July 10, 2007

The game has changed; the window is closing

Anna Palmer of the Legal Times pretty much says it all with the sub-title of her piece yesterday: "inaction from the White House and gridlock on the Hill leave four slots sitting vacant." She writes here in particular about the 4th Circuit (where there's still a crisis!), but these words describe the locked-down state of the judicial confirmation process at large. The White House has failed to set forth a sufficient number of nominees, and the Senate has failed to give many of the existing nominees a fair and expedient hearing and vote.
"After a period of relative ease in securing two U.S. Supreme Court appointments and several controversial judicial nominations after the Senate's 'Gang of 14' deal two years ago, the question remains whether the GOP will continue to make such gains in the federal judiciary during President George W. Bush's last 18 months in office.

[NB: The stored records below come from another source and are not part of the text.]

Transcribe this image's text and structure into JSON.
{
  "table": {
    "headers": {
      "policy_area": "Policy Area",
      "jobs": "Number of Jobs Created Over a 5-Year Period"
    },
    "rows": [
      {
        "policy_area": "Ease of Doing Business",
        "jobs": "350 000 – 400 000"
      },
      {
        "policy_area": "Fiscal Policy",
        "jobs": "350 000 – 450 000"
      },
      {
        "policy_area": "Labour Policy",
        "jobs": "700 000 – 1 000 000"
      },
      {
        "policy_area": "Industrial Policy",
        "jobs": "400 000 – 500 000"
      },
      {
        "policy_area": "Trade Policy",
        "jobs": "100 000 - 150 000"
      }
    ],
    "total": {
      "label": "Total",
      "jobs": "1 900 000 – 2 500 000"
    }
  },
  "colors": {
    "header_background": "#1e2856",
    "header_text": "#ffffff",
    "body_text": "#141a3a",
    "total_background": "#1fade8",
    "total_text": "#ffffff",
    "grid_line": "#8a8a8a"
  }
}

'[Bush's] opportunity to fill vacancies is shrinking, and he probably will be unable to make the kinds of nominations that he made prior to 2006, says Michael Gerhardt, a law professor at the University of North Carolina."

A discouraging forecast. But a 'shrinking' opportunity is not yet the same as a lost opportunity; President Bush and the Senate should move quickly to ensure that the current situation does not degenerate from the former into the latter.

Last night's confirmation of the 'Michigan Three' - Janet Neff, Paul Maloney, and Robert Jonker - to three vacant seats in Michigan's Western District is an encouraging development. Curt Levey wrote in response: "Three Down, Two To Go." Two to go in Michigan - and many more vacancies in the 4th Circuit and beyond, too.